Por: Mirko Mistral
En cierto sentido, podemos analizar la Revolución de Octubre como una especie de confrontación personal entre Bakunin y Marx. Lenin, en el otoño de 1917, en el período más incipiente y, podría decirse, menos maduro de todas las circunstancias posibles, rindió homenaje a la doctrina bakuniniana que abogaba por la pura destrucción en las primeras etapas de la revolución, solo para comprometerse posteriormente con la tarea más contraria a los principios de Bakunin: la creación de un Estado despótico.
En febrero de 1875, Bakunin compartió sus desalentadoras reflexiones con Elisée Reclus desde Lugano, debido a la falta de energía revolucionaria en las masas, que parecían resignadas y acomodaticias. Solo un reducido grupo de individuos estoicos, como los belgas y jurasianos, a quienes podríamos considerar los últimos custodios de la ya extinta Internacional, lograban reunir la vitalidad necesaria para perseverar en medio de las circunstancias imperantes. La única perspectiva que podría reavivar la causa revolucionaria, según la sugerencia de Bakunin, era un conflicto bélico entre las potencias imperialistas de Europa:
«En lo que a mí respecta, querido amigo, soy demasiado mayor, demasiado anciano, me siento sumamente fatigado y debo confesarte que estoy profundamente desilusionado con numerosos aspectos de la historia, lo que hace difícil encontrar la motivación y la fortaleza necesarias para embarcarme en este esfuerzo… Queda aún una última esperanza: la Guerra Mundial… ¡Pero, qué perspectiva tan desalentadora!»
Bakunin, en contraste con Marx, nunca dejó de enfatizar que la fuente de la energía revolucionaria, de la furia y la ira, reside en la invocación del pueblo. Consideraba al pueblo como un depósito de energías subversivas y de insatisfacciones explosivas que sigue desempeñando un papel esencial en la gestación de movimientos rebeldes. A lo largo de un período que abarca más de dos siglos, esta entidad mítica ha sido la génesis de las expresiones más concretas de los colectivos tymoticos.

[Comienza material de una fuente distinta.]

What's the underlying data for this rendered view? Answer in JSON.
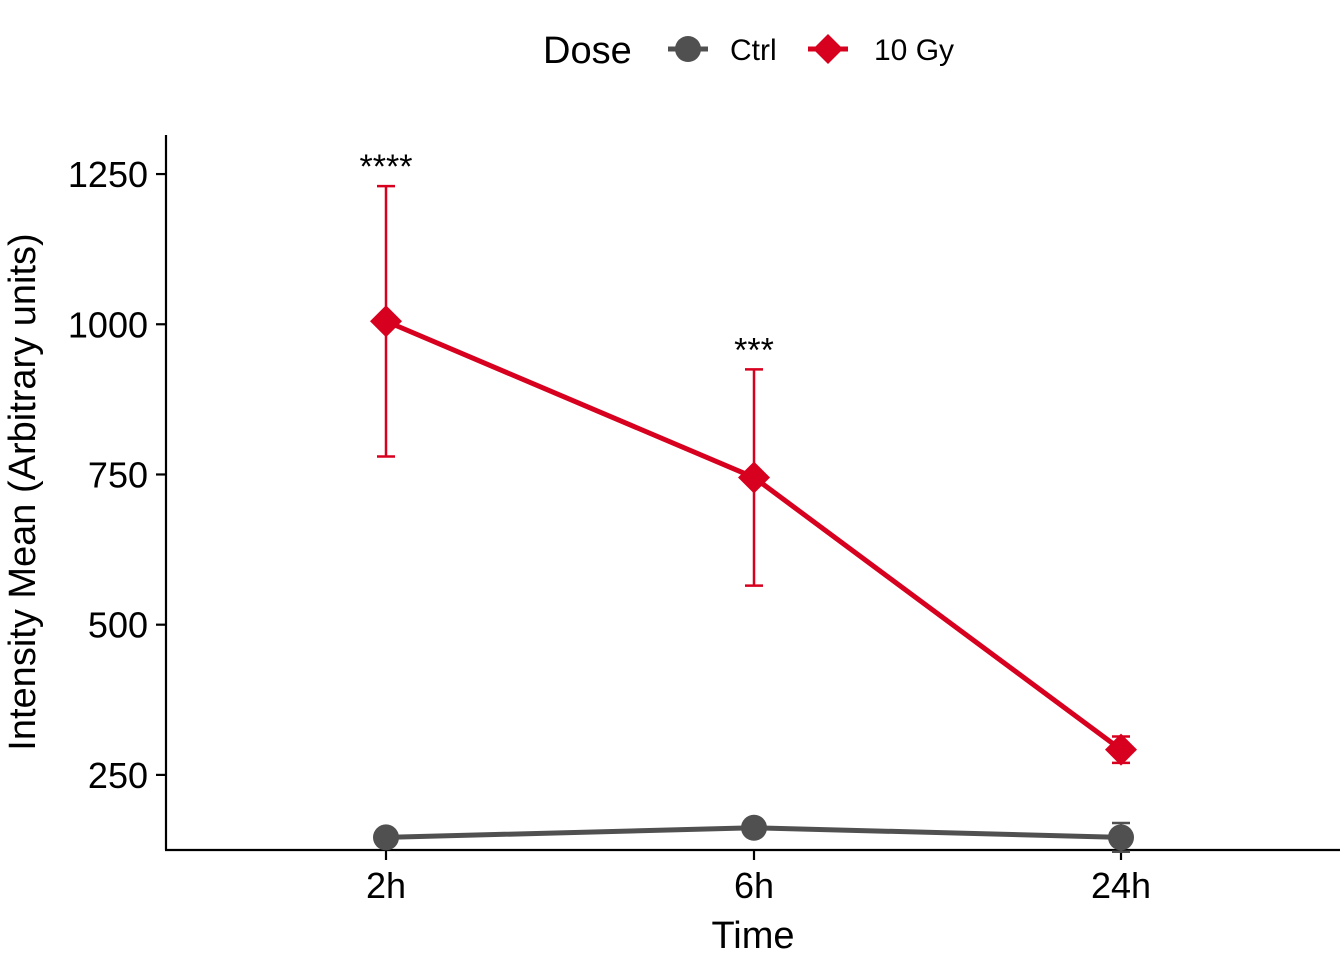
{
  "chart_data": {
    "type": "line",
    "categories": [
      "2h",
      "6h",
      "24h"
    ],
    "xlabel": "Time",
    "ylabel": "Intensity Mean (Arbitrary units)",
    "ylim": [
      125,
      1315
    ],
    "yticks": [
      250,
      500,
      750,
      1000,
      1250
    ],
    "grid": false,
    "legend": {
      "title": "Dose",
      "position": "top"
    },
    "series": [
      {
        "name": "Ctrl",
        "color": "#505050",
        "marker": "circle",
        "values": [
          146,
          162,
          146
        ],
        "errors": [
          5,
          5,
          24
        ]
      },
      {
        "name": "10 Gy",
        "color": "#d7001f",
        "marker": "diamond",
        "values": [
          1005,
          745,
          292
        ],
        "errors": [
          225,
          180,
          22
        ]
      }
    ],
    "annotations": [
      {
        "category": "2h",
        "text": "****"
      },
      {
        "category": "6h",
        "text": "***"
      }
    ]
  }
}
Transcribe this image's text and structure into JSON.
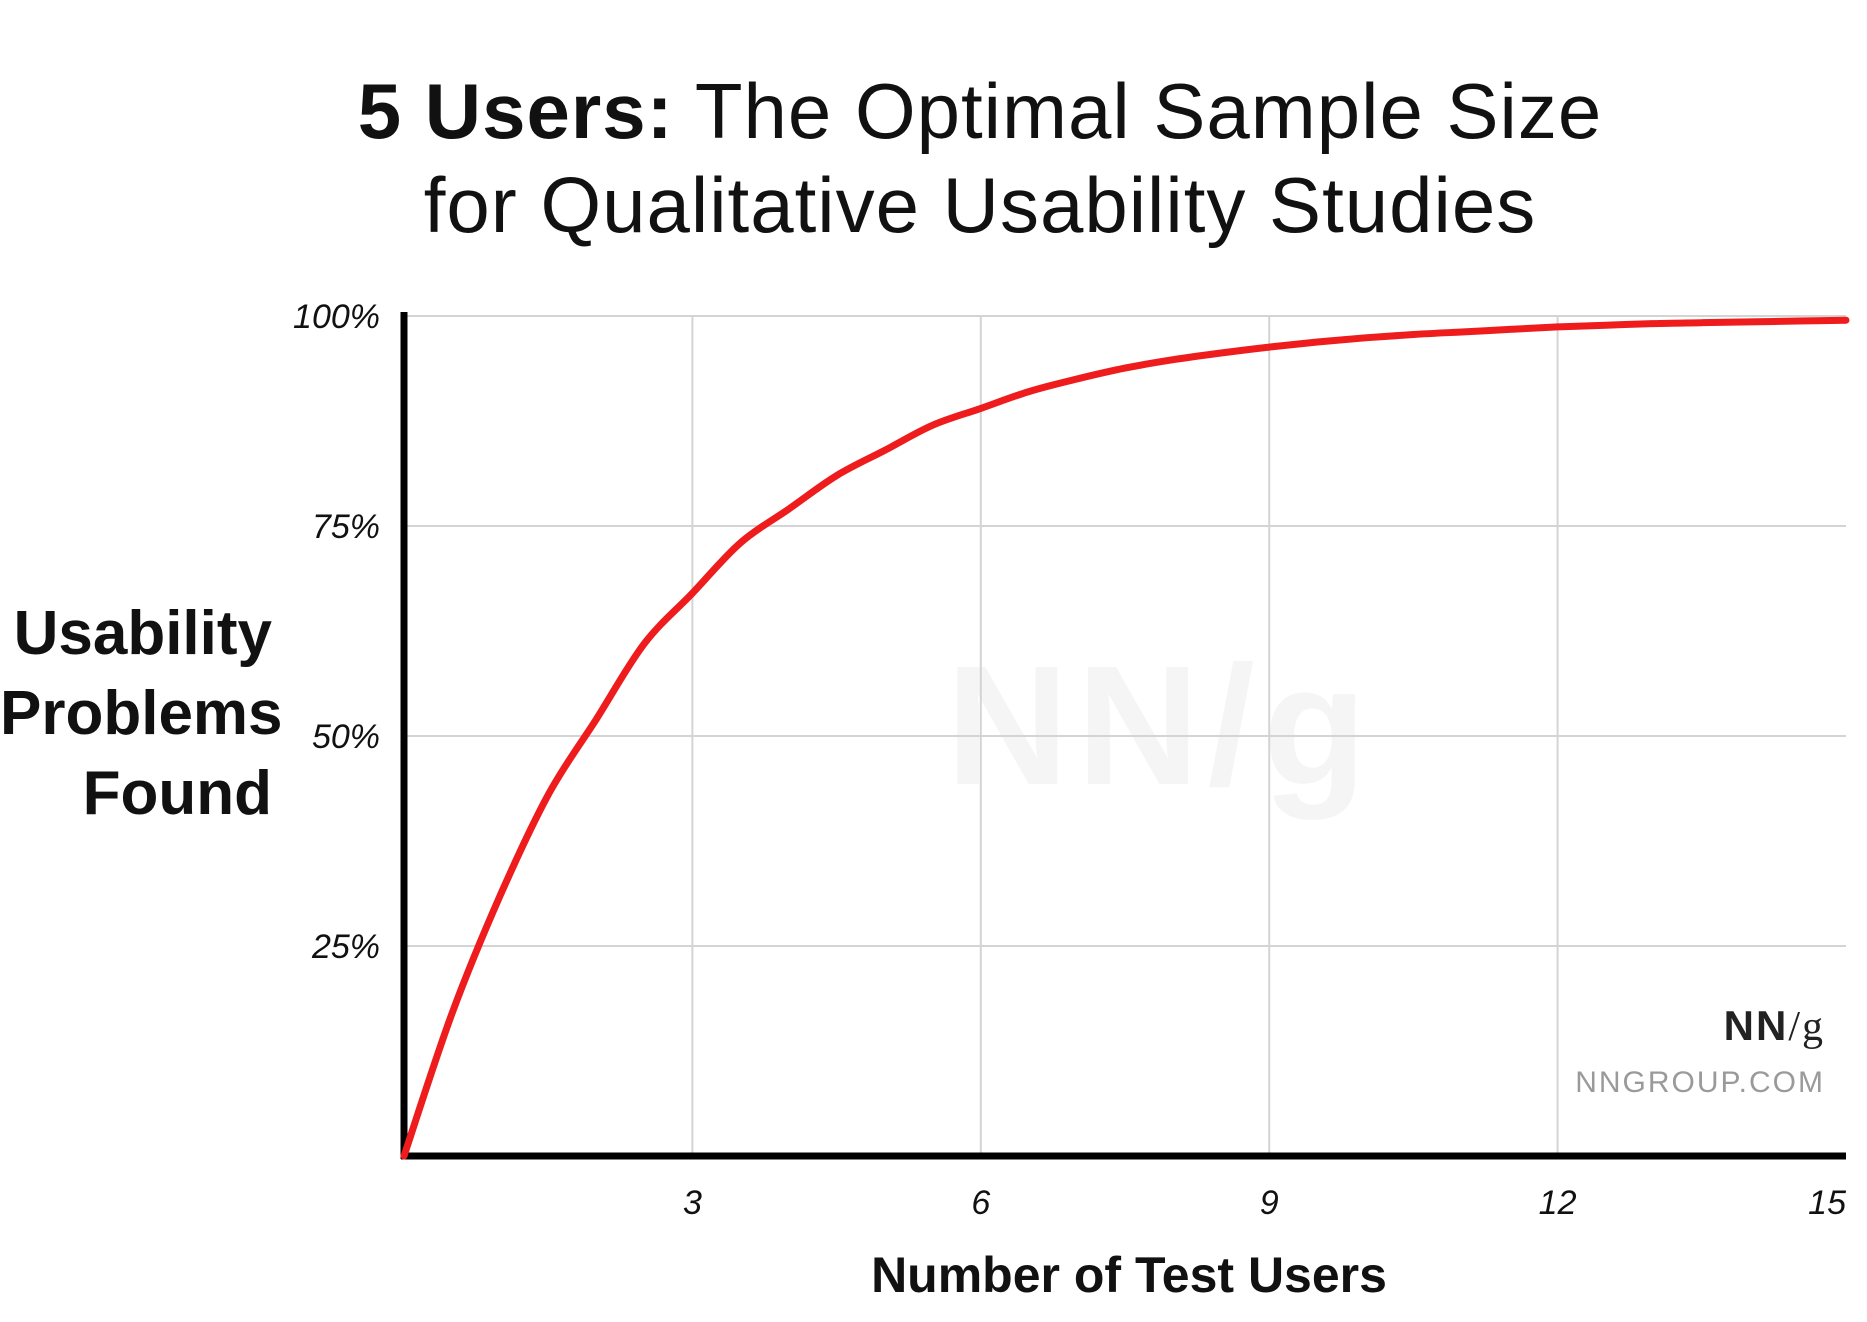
{
  "title": {
    "bold_part": "5 Users:",
    "rest_line1": " The Optimal Sample Size",
    "line2": "for Qualitative Usability Studies"
  },
  "branding": {
    "logo_nn": "NN",
    "logo_slash": "/",
    "logo_g": "g",
    "url": "NNGROUP.COM",
    "watermark": "NN/g"
  },
  "chart_data": {
    "type": "line",
    "title": "5 Users: The Optimal Sample Size for Qualitative Usability Studies",
    "xlabel": "Number of Test Users",
    "ylabel_lines": [
      "Usability",
      "Problems",
      "Found"
    ],
    "xlim": [
      0,
      15
    ],
    "ylim": [
      0,
      100
    ],
    "x_ticks": [
      3,
      6,
      9,
      12,
      15
    ],
    "x_tick_labels": [
      "3",
      "6",
      "9",
      "12",
      "15"
    ],
    "y_ticks": [
      25,
      50,
      75,
      100
    ],
    "y_tick_labels": [
      "25%",
      "50%",
      "75%",
      "100%"
    ],
    "grid": true,
    "line_color": "#ee1c1c",
    "series": [
      {
        "x": [
          0,
          0.5,
          1,
          1.5,
          2,
          2.5,
          3,
          3.5,
          4,
          4.5,
          5,
          5.5,
          6,
          6.5,
          7,
          7.5,
          8,
          8.5,
          9,
          9.5,
          10,
          10.5,
          11,
          11.5,
          12,
          12.5,
          13,
          13.5,
          14,
          14.5,
          15
        ],
        "values": [
          0,
          17,
          31,
          43,
          52,
          61,
          67,
          73,
          77,
          81,
          84,
          87,
          89,
          91,
          92.5,
          93.8,
          94.8,
          95.6,
          96.3,
          96.9,
          97.4,
          97.8,
          98.1,
          98.4,
          98.7,
          98.9,
          99.1,
          99.2,
          99.3,
          99.4,
          99.5
        ]
      }
    ]
  }
}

Todas las corrientes, ya sean esotéricas, conspirativas o historiográficas, que examinan el origen de la Revolución cubana de 1959, suelen pasar por alto el hecho de que, en sus inicios, y antes y después de estos, Castro fue un seguidor de la corriente bakuninista que invocaba la ira como fuente de energía revolucionaria, al igual que Lenin. El marxismo fue la cara ideológica del castrismo.